Cut your client some slack
Recently I’ve been working on some web designs with a very talented and experienced designer. I’ve been given some authority over the project, so I am effectively in the position of the client.
I have commissioned freelances before, but not so much since becoming one myself. Naturally, my freelancing years have seen me acquire and, yes, perhaps even cultivate, the standard gripes about clients. So it was enlightening to see the process of working with a freelance from the other side of the fence.
At one point, the designer had produced some first layouts that looked great. But I felt they lacked a little something. So I asked him to go back to the drawing board and add in some more colours and graphics – to add some ‘movement and life’ to the design, or so I thought.
The result was complete rubbish.
Thankfully, he put up with all this with grace and tact. He understood the situation and had no doubt experienced similar ones many times before. But why couldn’t I accept that he might have found the best way forward? Why did I feel things would automatically get better with my input?
Seeing is believing
From my point of view, I wasn’t trying to steamroller or humiliate the designer – I just needed to see my ideas on the screen before I could evaluate them. To some extent, the problem was down to my own skillset – strong on words, weak on images and layouts. Lacking the visualisation skills to foresee the way things would pan out, I had to force a detour to a dead-end just to make sure it didn’t go anywhere.

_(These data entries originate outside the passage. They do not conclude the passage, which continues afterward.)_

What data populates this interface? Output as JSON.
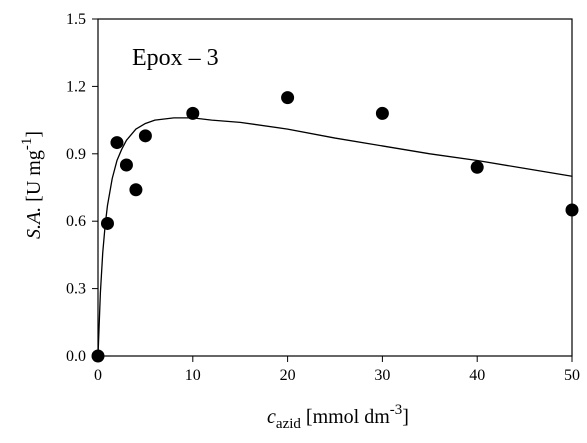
{
  "chart_data": {
    "type": "scatter",
    "title": "",
    "annotation": "Epox – 3",
    "xlabel": {
      "prefix": "",
      "symbol": "c",
      "subscript": "azid",
      "unit_prefix": " [mmol dm",
      "unit_superscript": "-3",
      "unit_suffix": "]"
    },
    "ylabel": {
      "symbol": "S.A.",
      "unit_prefix": " [U mg",
      "unit_superscript": "-1",
      "unit_suffix": "]"
    },
    "xlim": [
      0,
      50
    ],
    "ylim": [
      0.0,
      1.5
    ],
    "xticks": [
      {
        "value": 0,
        "label": "0"
      },
      {
        "value": 10,
        "label": "10"
      },
      {
        "value": 20,
        "label": "20"
      },
      {
        "value": 30,
        "label": "30"
      },
      {
        "value": 40,
        "label": "40"
      },
      {
        "value": 50,
        "label": "50"
      }
    ],
    "yticks": [
      {
        "value": 0.0,
        "label": "0.0"
      },
      {
        "value": 0.3,
        "label": "0.3"
      },
      {
        "value": 0.6,
        "label": "0.6"
      },
      {
        "value": 0.9,
        "label": "0.9"
      },
      {
        "value": 1.2,
        "label": "1.2"
      },
      {
        "value": 1.5,
        "label": "1.5"
      }
    ],
    "grid": false,
    "points": [
      {
        "x": 0,
        "y": 0.0
      },
      {
        "x": 1,
        "y": 0.59
      },
      {
        "x": 2,
        "y": 0.95
      },
      {
        "x": 3,
        "y": 0.85
      },
      {
        "x": 4,
        "y": 0.74
      },
      {
        "x": 5,
        "y": 0.98
      },
      {
        "x": 10,
        "y": 1.08
      },
      {
        "x": 20,
        "y": 1.15
      },
      {
        "x": 30,
        "y": 1.08
      },
      {
        "x": 40,
        "y": 0.84
      },
      {
        "x": 50,
        "y": 0.65
      }
    ],
    "fit_curve": [
      {
        "x": 0,
        "y": 0.0
      },
      {
        "x": 0.25,
        "y": 0.28
      },
      {
        "x": 0.5,
        "y": 0.46
      },
      {
        "x": 0.75,
        "y": 0.58
      },
      {
        "x": 1,
        "y": 0.67
      },
      {
        "x": 1.5,
        "y": 0.79
      },
      {
        "x": 2,
        "y": 0.87
      },
      {
        "x": 2.5,
        "y": 0.92
      },
      {
        "x": 3,
        "y": 0.96
      },
      {
        "x": 4,
        "y": 1.01
      },
      {
        "x": 5,
        "y": 1.035
      },
      {
        "x": 6,
        "y": 1.05
      },
      {
        "x": 7,
        "y": 1.055
      },
      {
        "x": 8,
        "y": 1.06
      },
      {
        "x": 10,
        "y": 1.06
      },
      {
        "x": 12,
        "y": 1.05
      },
      {
        "x": 15,
        "y": 1.04
      },
      {
        "x": 20,
        "y": 1.01
      },
      {
        "x": 25,
        "y": 0.97
      },
      {
        "x": 30,
        "y": 0.935
      },
      {
        "x": 35,
        "y": 0.9
      },
      {
        "x": 40,
        "y": 0.87
      },
      {
        "x": 45,
        "y": 0.835
      },
      {
        "x": 50,
        "y": 0.8
      }
    ]
  }
}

On a psychological level, we could put my intervention down to illusory superiority, a decision-making bias that leads us to overestimate our own positive qualities and abilities and underestimate our negative qualities, relative to others. For example, 93% of US drivers rate themselves as having above-average driving skill, yet by definition only 50% can be above the median. Parents who raise a child together know the phenomenon very well, and from both sides of the fence (‘you’re doing that wrong!’).
From my point of view, my ideas felt ‘right’ – even though objectively, as I later realised, they added no value. We may know, on a rational level, that we’re dealing with an expert who knows more than us. But that doesn’t stop us from questioning them.
Of course, this is familiar to me from the freelance side of the fence. Many are the times I’ve been asked to try a rewrite, restructure or copy concept that I already know won’t work. But from the client side, I realised that asking for things to be reworked flows from a desire to improve things, however misguided.
Praise you like I should
Another thing I’ve realised, while writing this post, is that I haven’t complimented the designer on what he’s done, even though it’s fantastic. While reviewing his work, everyone else on the project has been raving about how great it is. But I haven’t yet conveyed any of that to him.
I’m really not sure why. Perhaps I’ve just forgotten, or I feel a need to be ‘all business’ when we discuss the project, or maybe I unconsciously fear that giving praise somehow weakens my hand. Whatever the reason, I intend to rectify the situation – because I know how much positive feedback means to freelances.
But I’ve also come to realise that clients who don’t give praise aren’t necessarily displeased – in many cases, it really is a case of ‘no news is good news’. If you’ve hit the target, and nothing needs changing, you hear nothing – but that doesn’t mean the client isn’t pleased. For myself, I’ve learned to interpret complete silence as rapturous delight.
Cut ’em some slack
My takeaway from all this is that freelances have to learn to give their clients a lot of slack – even more than they do already. A lot of the much-maligned ‘client behaviour’ can be put down to clients’ anxiety over the need to get it right. Attitudes that might seem pushy, tactless or self-regarding are just the manifestation of a deep concern that the project delivers what the client needs.
And I do mean ‘needs’, not ‘wants’. After all, what might be a ‘bread and butter’ project to you or me might be the only creative project they handle this year – or ever. It might be a website that’s going to be the basis of their livelihood, or a brochure that their boss has delegated to them for the first time ever. Small wonder that the freelancer’s delicate feelings aren’t at the forefront of their minds.
True professionals know how to deal with their expertise being questioned. If you want to sell your advice for cash, you have to expect to make a case for it. Expecting clients to fully understand copywriting, or design, or any other discipline, is naïve and probably a bit self-centred.
And if you need to approach the goal by a circuitous route, so what – the point is that you get there, and (crucially) that the client is still with you when you arrive. And at that point, you might get a little bit of praise – but don’t hold your breath.